ChatGPT Vulnerabilities Could Let Hackers Hijack Conversations and Steal Data

ChatGPT’s hidden vulnerabilities could expose users to data theft and long-term AI manipulation.

DevOps code

Key Takeaways:

  • Tenable researchers discovered multiple critical vulnerabilities in OpenAI’s ChatGPT models.
  • The flaws could enable data leaks, prompt manipulation, and persistent malicious control.
  • Some vulnerabilities remain exploitable despite partial fixes by OpenAI.

Cybersecurity researchers have disclosed a new set of vulnerabilities in OpenAI’s ChatGPT. These security flaws could allow attackers to hijack conversations, leak private data, and even implant persistent malicious instructions.

Specifically, Tenable Research has discovered seven critical vulnerabilities in OpenAI’s ChatGPT models that expose users to significant security risks, including data leakage, prompt manipulation, and persistent session compromise. These flaws demonstrate how attackers can exploit the model’s browsing, search, and memory features to execute hidden commands.

How attackers exploit prompt injection and hidden commands

A major security vulnerability that Tenable researchers highlighted is prompt injection, where attackers embed hidden instructions in web content or URLs. These can be triggered indirectly or even without user interaction, if the model pulls data from a compromised site during a search. In some cases, simply clicking a link with a crafted query parameter can activate the attack.

Another set of vulnerabilities involves bypassing safety mechanisms. For instance, attackers can exploit trusted redirect links (like those from Bing) to sneak past OpenAI’s URL filters and exfiltrate data character by character. Moreover, attackers can hide malicious prompts within Markdown-rendered code blocks, which makes them invisible to users but still readable by the model. This allows for stealthy manipulation of ChatGPT’s behavior.

A memory injection vulnerability could allow attackers to trick ChatGPT into storing malicious instructions in its persistent memory. This means the model could carry out harmful actions across multiple sessions, even after the original conversation ends.

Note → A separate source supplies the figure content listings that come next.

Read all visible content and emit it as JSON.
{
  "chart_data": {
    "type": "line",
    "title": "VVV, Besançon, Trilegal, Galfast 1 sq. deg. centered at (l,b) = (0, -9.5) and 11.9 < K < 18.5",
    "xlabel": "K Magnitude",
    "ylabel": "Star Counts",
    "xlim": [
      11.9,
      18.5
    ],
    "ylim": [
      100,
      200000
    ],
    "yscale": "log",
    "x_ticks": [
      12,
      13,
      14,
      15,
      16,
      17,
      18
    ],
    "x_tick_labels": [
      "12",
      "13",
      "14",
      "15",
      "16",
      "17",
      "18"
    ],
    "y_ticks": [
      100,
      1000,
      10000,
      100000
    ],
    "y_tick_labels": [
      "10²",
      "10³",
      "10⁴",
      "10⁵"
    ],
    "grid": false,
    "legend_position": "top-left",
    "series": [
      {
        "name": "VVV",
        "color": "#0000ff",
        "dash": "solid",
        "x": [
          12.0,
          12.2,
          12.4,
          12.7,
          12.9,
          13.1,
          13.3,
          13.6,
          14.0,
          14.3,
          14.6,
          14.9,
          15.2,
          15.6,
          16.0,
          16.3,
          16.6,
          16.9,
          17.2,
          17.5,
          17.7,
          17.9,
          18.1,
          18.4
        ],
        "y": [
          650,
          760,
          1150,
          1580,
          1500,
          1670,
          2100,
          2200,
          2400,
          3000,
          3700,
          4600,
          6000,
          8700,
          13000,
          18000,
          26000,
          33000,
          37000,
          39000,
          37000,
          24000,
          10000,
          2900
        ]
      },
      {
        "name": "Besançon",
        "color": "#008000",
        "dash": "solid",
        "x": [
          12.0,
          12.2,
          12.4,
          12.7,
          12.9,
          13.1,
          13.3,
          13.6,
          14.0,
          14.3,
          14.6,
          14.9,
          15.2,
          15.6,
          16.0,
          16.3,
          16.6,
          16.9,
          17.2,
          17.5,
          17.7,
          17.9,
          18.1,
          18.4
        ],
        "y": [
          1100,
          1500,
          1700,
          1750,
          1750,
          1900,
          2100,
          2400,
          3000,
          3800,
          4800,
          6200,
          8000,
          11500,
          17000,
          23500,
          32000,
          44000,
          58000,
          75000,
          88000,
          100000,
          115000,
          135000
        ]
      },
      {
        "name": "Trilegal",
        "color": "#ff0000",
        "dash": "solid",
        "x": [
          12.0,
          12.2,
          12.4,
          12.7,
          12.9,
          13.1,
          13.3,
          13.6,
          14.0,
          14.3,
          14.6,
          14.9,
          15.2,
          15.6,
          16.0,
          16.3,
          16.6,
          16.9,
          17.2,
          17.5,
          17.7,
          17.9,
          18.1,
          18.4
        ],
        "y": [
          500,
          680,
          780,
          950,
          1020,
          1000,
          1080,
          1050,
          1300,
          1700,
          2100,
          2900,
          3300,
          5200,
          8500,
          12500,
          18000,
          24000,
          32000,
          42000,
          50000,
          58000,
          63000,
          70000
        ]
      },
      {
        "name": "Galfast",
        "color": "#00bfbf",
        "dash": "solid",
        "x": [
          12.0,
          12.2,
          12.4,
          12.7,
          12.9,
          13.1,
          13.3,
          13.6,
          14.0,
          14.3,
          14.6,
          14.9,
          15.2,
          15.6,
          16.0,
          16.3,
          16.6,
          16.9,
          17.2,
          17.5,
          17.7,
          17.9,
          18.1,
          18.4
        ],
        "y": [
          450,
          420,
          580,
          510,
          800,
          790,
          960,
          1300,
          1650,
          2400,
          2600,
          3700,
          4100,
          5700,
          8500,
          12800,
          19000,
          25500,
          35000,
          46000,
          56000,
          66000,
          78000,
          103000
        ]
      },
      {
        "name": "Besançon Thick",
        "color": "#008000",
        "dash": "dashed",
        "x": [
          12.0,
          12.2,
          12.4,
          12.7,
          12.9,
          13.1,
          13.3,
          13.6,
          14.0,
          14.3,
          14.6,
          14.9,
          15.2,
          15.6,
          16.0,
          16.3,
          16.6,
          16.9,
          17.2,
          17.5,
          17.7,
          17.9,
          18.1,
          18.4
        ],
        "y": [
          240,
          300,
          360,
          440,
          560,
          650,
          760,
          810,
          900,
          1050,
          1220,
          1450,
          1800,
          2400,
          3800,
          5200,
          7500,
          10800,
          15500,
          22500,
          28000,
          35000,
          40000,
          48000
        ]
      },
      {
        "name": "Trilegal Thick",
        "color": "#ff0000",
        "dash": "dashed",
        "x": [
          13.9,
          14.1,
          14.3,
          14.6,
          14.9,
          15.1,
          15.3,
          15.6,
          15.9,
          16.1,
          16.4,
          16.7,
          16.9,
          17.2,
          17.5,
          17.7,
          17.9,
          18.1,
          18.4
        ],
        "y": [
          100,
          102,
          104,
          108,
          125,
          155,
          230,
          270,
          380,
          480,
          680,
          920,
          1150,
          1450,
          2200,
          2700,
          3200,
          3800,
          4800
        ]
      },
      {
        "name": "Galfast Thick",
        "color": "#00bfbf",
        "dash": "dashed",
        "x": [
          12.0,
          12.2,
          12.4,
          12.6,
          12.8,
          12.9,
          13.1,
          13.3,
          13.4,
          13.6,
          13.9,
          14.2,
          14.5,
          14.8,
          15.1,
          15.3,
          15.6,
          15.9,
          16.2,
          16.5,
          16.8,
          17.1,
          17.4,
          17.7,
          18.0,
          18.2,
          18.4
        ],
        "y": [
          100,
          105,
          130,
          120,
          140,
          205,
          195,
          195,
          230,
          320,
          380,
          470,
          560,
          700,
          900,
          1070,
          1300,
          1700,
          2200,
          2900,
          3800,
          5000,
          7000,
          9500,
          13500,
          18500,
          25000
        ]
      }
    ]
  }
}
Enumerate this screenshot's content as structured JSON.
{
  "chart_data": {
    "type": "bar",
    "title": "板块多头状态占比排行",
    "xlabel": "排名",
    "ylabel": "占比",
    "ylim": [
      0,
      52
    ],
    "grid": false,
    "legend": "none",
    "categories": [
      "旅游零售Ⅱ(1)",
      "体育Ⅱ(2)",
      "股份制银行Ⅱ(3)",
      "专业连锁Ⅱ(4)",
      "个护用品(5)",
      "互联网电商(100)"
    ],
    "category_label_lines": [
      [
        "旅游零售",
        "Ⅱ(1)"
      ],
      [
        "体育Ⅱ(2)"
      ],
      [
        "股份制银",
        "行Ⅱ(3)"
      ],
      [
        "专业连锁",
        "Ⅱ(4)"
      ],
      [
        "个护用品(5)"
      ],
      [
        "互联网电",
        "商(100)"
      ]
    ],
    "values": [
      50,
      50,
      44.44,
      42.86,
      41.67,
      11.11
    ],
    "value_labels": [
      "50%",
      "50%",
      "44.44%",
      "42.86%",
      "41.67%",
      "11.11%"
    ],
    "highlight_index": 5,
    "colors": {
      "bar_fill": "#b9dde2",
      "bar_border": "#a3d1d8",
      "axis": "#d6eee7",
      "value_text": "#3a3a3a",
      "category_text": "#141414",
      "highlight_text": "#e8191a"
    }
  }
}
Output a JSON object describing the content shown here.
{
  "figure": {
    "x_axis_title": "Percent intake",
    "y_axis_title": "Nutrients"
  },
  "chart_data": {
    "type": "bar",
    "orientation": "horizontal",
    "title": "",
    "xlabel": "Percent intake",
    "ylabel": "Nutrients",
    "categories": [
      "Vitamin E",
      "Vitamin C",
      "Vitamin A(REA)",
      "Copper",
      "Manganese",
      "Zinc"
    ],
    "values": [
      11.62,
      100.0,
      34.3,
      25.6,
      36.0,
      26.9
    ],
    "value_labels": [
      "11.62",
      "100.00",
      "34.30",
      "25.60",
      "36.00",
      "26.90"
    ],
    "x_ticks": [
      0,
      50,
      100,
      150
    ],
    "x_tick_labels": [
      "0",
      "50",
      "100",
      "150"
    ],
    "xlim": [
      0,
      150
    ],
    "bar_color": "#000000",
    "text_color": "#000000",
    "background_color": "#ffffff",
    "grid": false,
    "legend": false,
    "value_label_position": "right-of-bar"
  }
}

ChatGPT Vulnerabilities Could Let Hackers Hijack Conversations and Steal Data
Researchers get SearchGPT to make ChatGPT update its memories, as noted by ‘Memory updated (Source: Tenable)

Tenable demonstrated how combining discovered vulnerabilities can lead to full attack chains, in which users are tricked into clicking seemingly safe links that silently inject malicious prompts into ChatGPT. These prompts can then exploit markdown rendering to secretly extract private data, and even manipulate the model’s memory to maintain control over future sessions.

“By mixing and matching all of the vulnerabilities and techniques we discovered, we were able to create proofs of concept (PoCs) for multiple complete attack vectors, such as indirect prompt injection, bypassing safety features, exfiltrating private user information, and creating persistence,” Tenable researchers explained.

Tenable reported these security vulnerabilities in ChatGPT to OpenAI in April 2025, and the company has addressed some of them. However, researchers found that several vulnerabilities remain exploitable in GPT-5 and GPT-4o.

Recommendations for securing AI systems against exploits

To protect themselves from these types of AI-driven vulnerabilities, organizations should implement a multi-layered security strategy. This includes limiting AI access to sensitive data, monitoring AI interactions for anomalies, and educating employees about risks like prompt injection and phishing via AI-generated content.

Additionally, organizations should regularly audit and test AI integrations, apply strict input sanitization, and work closely with vendors to ensure timely patching of discovered vulnerabilities. It’s also advised to disable or restrict features like persistent memory or web browsing in AI tools to reduce exposure to long-term threats.